與興旺發達、遍布全鎮的電子拆解作坊形成鮮明對比,貴嶼國家循環經濟園區管委會大院內的電子電器交易市場幾乎可用“門可羅雀”來形容:這幢建設於2006年、上萬平方米的六層建築,上麵四層空蕩無物,下麵兩層有300多家攤位和鋪位,其中有人有貨的不到一半,剩下的攤位玻璃櫃台上麵積了厚厚一層灰。

這是貴嶼近十年來蹣跚治汙道路的縮影。早在21世紀初,分布散亂的廢舊回收、落後的拆解技術就對當地環境造成了嚴重破壞,貴嶼的土壤、水、空氣等基本生存條件都受到嚴重汙染,並因此成為國內外關注的焦點地區。2005年10月,國家發改委、環保總局等六部門將貴嶼列入全國首批“廢舊家電回收利用循環經濟試點單位”。2010年12月,貴嶼循環經濟產業園舉行了奠基儀式,當年廣東省經信委還將園區認定為“廣東省第一批省市共建循環經濟產業基地”。

業界普遍認為,貴嶼電子垃圾產業的最佳出路就是建立產業園區,既有利於管控廢舊電子材料的合法進出,又有利於采取技術升級手段減少汙染,但多種主客觀因素的製約,讓“集中入園治汙”多年未能邁出實質步伐。
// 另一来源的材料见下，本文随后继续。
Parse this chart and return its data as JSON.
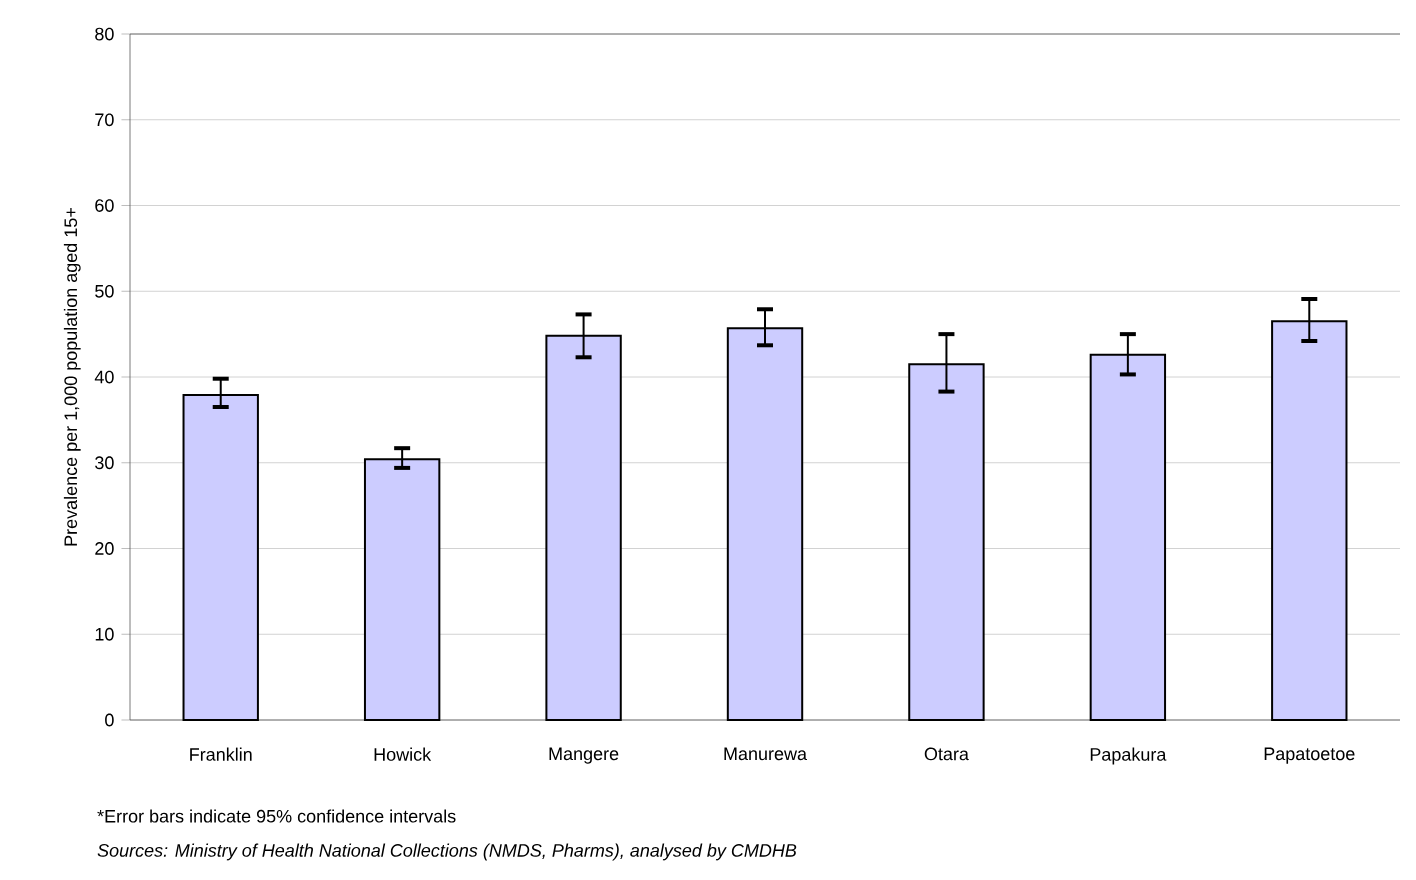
{
  "chart_data": {
    "type": "bar",
    "ylabel": "Prevalence per 1,000 population aged 15+",
    "categories": [
      "Franklin",
      "Howick",
      "Mangere",
      "Manurewa",
      "Otara",
      "Papakura",
      "Papatoetoe"
    ],
    "values": [
      37.9,
      30.4,
      44.8,
      45.7,
      41.5,
      42.6,
      46.5
    ],
    "errors": [
      [
        36.5,
        39.8
      ],
      [
        29.4,
        31.7
      ],
      [
        42.3,
        47.3
      ],
      [
        43.7,
        47.9
      ],
      [
        38.3,
        45.0
      ],
      [
        40.3,
        45.0
      ],
      [
        44.2,
        49.1
      ]
    ],
    "color": "#ccccff",
    "ylim": [
      0,
      80
    ],
    "yticks": [
      0,
      10,
      20,
      30,
      40,
      50,
      60,
      70,
      80
    ],
    "grid": "y",
    "annotations": [
      "*Error bars indicate 95% confidence intervals",
      "Sources: Ministry of Health National Collections (NMDS, Pharms), analysed by CMDHB"
    ]
  }
}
潮陽區一些幹部在接受采訪時都向記者談到,國家相關部委特別強調循環經濟試點必須形成園區統一管理,可是,貴嶼僅有52平方公裏,很難找到一個符合土地規劃的地方來建設園區,試點工作因此進展緩慢。此外,一些業內專家對貴嶼廢舊電子產品的原料來源合法性抱有懷疑態度,“如果來源不合法、涉嫌走私,可能就會抹黑國家循環經濟試點。”

更深層次的原因則是不同部門對“循環經濟”的發展方向有不同考慮。知情人士說,環保部門傾向於重點整治環境、產業是其次;發改和經信部門則認為園區要確保電子拆解業的轉型升級。“圈區管理、集中拆解、集中治汙”在猶豫不決中浪費了近八年時間。
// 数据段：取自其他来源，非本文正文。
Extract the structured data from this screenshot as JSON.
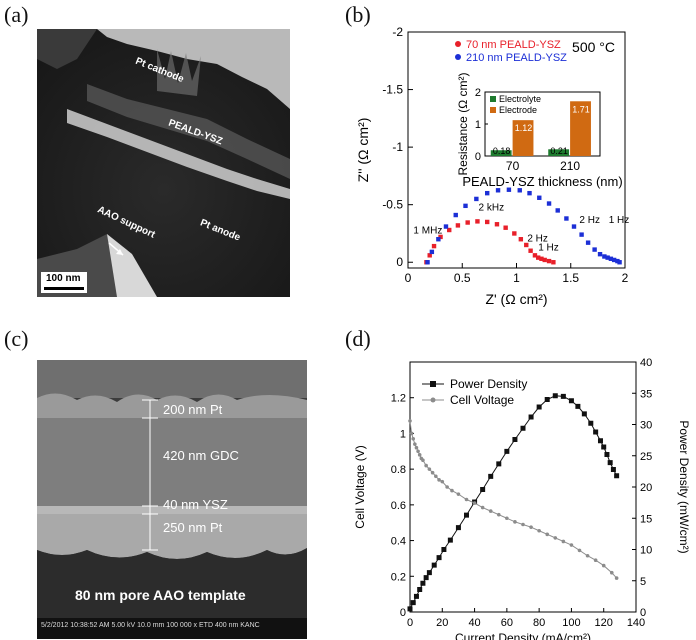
{
  "panels": {
    "a": {
      "letter": "(a)",
      "labels": {
        "cathode": "Pt cathode",
        "electrolyte": "PEALD-YSZ",
        "support": "AAO support",
        "anode": "Pt anode",
        "scale": "100 nm"
      }
    },
    "b": {
      "letter": "(b)"
    },
    "c": {
      "letter": "(c)",
      "layers": [
        "200 nm Pt",
        "420 nm GDC",
        "40 nm YSZ",
        "250 nm Pt"
      ],
      "template": "80 nm pore AAO template",
      "infobar": "5/2/2012  10:38:52 AM  5.00 kV  10.0 mm  100 000 x  ETD  400 nm  KANC"
    },
    "d": {
      "letter": "(d)"
    }
  },
  "chart_data": [
    {
      "type": "scatter",
      "panel": "b",
      "annotation": "500 °C",
      "xlabel": "Z' (Ω cm²)",
      "ylabel": "Z'' (Ω cm²)",
      "xlim": [
        0,
        2
      ],
      "ylim": [
        0.05,
        -2.0
      ],
      "y_inverted": true,
      "xticks": [
        "0",
        "0.5",
        "1",
        "1.5",
        "2"
      ],
      "yticks": [
        "-2",
        "-1.5",
        "-1",
        "-0.5",
        "0"
      ],
      "grid": false,
      "legend_position": "top",
      "series": [
        {
          "name": "70 nm PEALD-YSZ",
          "color": "#e8202a",
          "x": [
            0.17,
            0.2,
            0.24,
            0.3,
            0.38,
            0.46,
            0.55,
            0.64,
            0.73,
            0.82,
            0.9,
            0.98,
            1.04,
            1.09,
            1.13,
            1.17,
            1.2,
            1.23,
            1.26,
            1.3,
            1.34
          ],
          "y": [
            0,
            -0.06,
            -0.14,
            -0.22,
            -0.28,
            -0.32,
            -0.345,
            -0.355,
            -0.35,
            -0.33,
            -0.3,
            -0.25,
            -0.2,
            -0.15,
            -0.1,
            -0.06,
            -0.04,
            -0.03,
            -0.02,
            -0.01,
            0
          ]
        },
        {
          "name": "210 nm PEALD-YSZ",
          "color": "#1c2fd6",
          "x": [
            0.18,
            0.22,
            0.28,
            0.35,
            0.44,
            0.53,
            0.63,
            0.73,
            0.83,
            0.93,
            1.03,
            1.12,
            1.21,
            1.3,
            1.38,
            1.46,
            1.53,
            1.6,
            1.66,
            1.72,
            1.77,
            1.81,
            1.84,
            1.87,
            1.9,
            1.93,
            1.95
          ],
          "y": [
            0,
            -0.09,
            -0.2,
            -0.31,
            -0.41,
            -0.49,
            -0.55,
            -0.6,
            -0.625,
            -0.63,
            -0.625,
            -0.6,
            -0.56,
            -0.51,
            -0.45,
            -0.38,
            -0.31,
            -0.24,
            -0.17,
            -0.11,
            -0.07,
            -0.05,
            -0.04,
            -0.03,
            -0.02,
            -0.01,
            0
          ]
        }
      ],
      "freq_labels": [
        "1 MHz",
        "2 kHz",
        "2 Hz",
        "1 Hz",
        "2 Hz",
        "1 Hz"
      ],
      "inset": {
        "type": "bar",
        "categories": [
          "70",
          "210"
        ],
        "xlabel": "PEALD-YSZ thickness (nm)",
        "ylabel": "Resistance (Ω cm²)",
        "ylim": [
          0,
          2
        ],
        "yticks": [
          "0",
          "1",
          "2"
        ],
        "series": [
          {
            "name": "Electrolyte",
            "color": "#1e7a2e",
            "values": [
              0.18,
              0.21
            ]
          },
          {
            "name": "Electrode",
            "color": "#d06a12",
            "values": [
              1.12,
              1.71
            ]
          }
        ]
      }
    },
    {
      "type": "line",
      "panel": "d",
      "xlabel": "Current Density (mA/cm²)",
      "ylabel": "Cell Voltage (V)",
      "y2label": "Power Density (mW/cm²)",
      "xlim": [
        0,
        140
      ],
      "ylim": [
        0,
        1.4
      ],
      "y2lim": [
        0,
        40
      ],
      "xticks": [
        "0",
        "20",
        "40",
        "60",
        "80",
        "100",
        "120",
        "140"
      ],
      "yticks": [
        "0",
        "0.2",
        "0.4",
        "0.6",
        "0.8",
        "1",
        "1.2"
      ],
      "y2ticks": [
        "0",
        "5",
        "10",
        "15",
        "20",
        "25",
        "30",
        "35",
        "40"
      ],
      "grid": false,
      "legend_position": "top-left",
      "series": [
        {
          "name": "Power Density",
          "axis": "right",
          "marker": "square",
          "color": "#111111",
          "x": [
            0,
            2,
            4,
            6,
            8,
            10,
            12,
            15,
            18,
            21,
            25,
            30,
            35,
            40,
            45,
            50,
            55,
            60,
            65,
            70,
            75,
            80,
            85,
            90,
            95,
            100,
            104,
            108,
            112,
            115,
            118,
            120,
            122,
            124,
            126,
            128
          ],
          "y": [
            0.5,
            1.5,
            2.5,
            3.6,
            4.6,
            5.5,
            6.3,
            7.5,
            8.7,
            10,
            11.5,
            13.5,
            15.5,
            17.6,
            19.6,
            21.7,
            23.7,
            25.7,
            27.6,
            29.4,
            31.2,
            32.8,
            34,
            34.6,
            34.5,
            33.8,
            32.9,
            31.7,
            30.2,
            28.8,
            27.4,
            26.4,
            25.2,
            23.9,
            22.8,
            21.8
          ]
        },
        {
          "name": "Cell Voltage",
          "axis": "left",
          "marker": "circle",
          "color": "#8c8c8c",
          "x": [
            0,
            1,
            2,
            3,
            4,
            5,
            6,
            7,
            8,
            10,
            12,
            14,
            16,
            18,
            20,
            23,
            26,
            30,
            35,
            40,
            45,
            50,
            55,
            60,
            65,
            70,
            75,
            80,
            85,
            90,
            95,
            100,
            105,
            110,
            115,
            120,
            125,
            128
          ],
          "y": [
            1.07,
            1.0,
            0.97,
            0.94,
            0.92,
            0.9,
            0.88,
            0.86,
            0.85,
            0.82,
            0.8,
            0.78,
            0.76,
            0.74,
            0.73,
            0.7,
            0.68,
            0.66,
            0.63,
            0.61,
            0.585,
            0.565,
            0.545,
            0.525,
            0.505,
            0.49,
            0.475,
            0.455,
            0.435,
            0.415,
            0.395,
            0.375,
            0.345,
            0.315,
            0.29,
            0.26,
            0.22,
            0.19
          ]
        }
      ]
    }
  ]
}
“2008年國際金融危機爆發,國際銅價暴跌,廢舊電子拆解業利潤驟降,市場萎靡不振,當時推動集中入園治汙成本最低、阻力最小,結果我們沒把握住這個契機,太遺憾了。”一位50多歲的貴嶼鎮幹部扼腕歎息。

結果,在2012年3月新一輪全麵整治前,貴嶼還有5169家廢舊拆解單位,其中3088家為廢舊電子電器拆解戶,從業人員超過十萬,空氣、河流和土壤仍舊遭到嚴重汙染。

2013年,《汕頭市貴嶼地區電子廢物汙染綜合整治方案》獲得廣東省政府批準。這份方案顯示,貴嶼將強製和引導拆解散戶逐步進入循環經濟產業園,以實現集中拆解和治理汙染的目的,進而推動產業轉型和升級。這一產業園總占地麵積2500畝、首期500畝,功能包括廢棄電器電子產品集中處理、廢舊塑料再生綜合利用、危險廢物處理、綜合廢物處理等。

汕頭市潮陽區區長林定亮告訴記者,這份方案其實是廣東省政府下達的“最後通牒”和貴嶼的“最後機會”,2015年必須建成統一拆解的園區,讓所有廢舊拆解企業入園。“明年年底前,如果不能徹底完成環境汙染的綜合整治任務,貴嶼鎮的電子垃圾拆解產業就隻能被徹底關停、全行業退出。”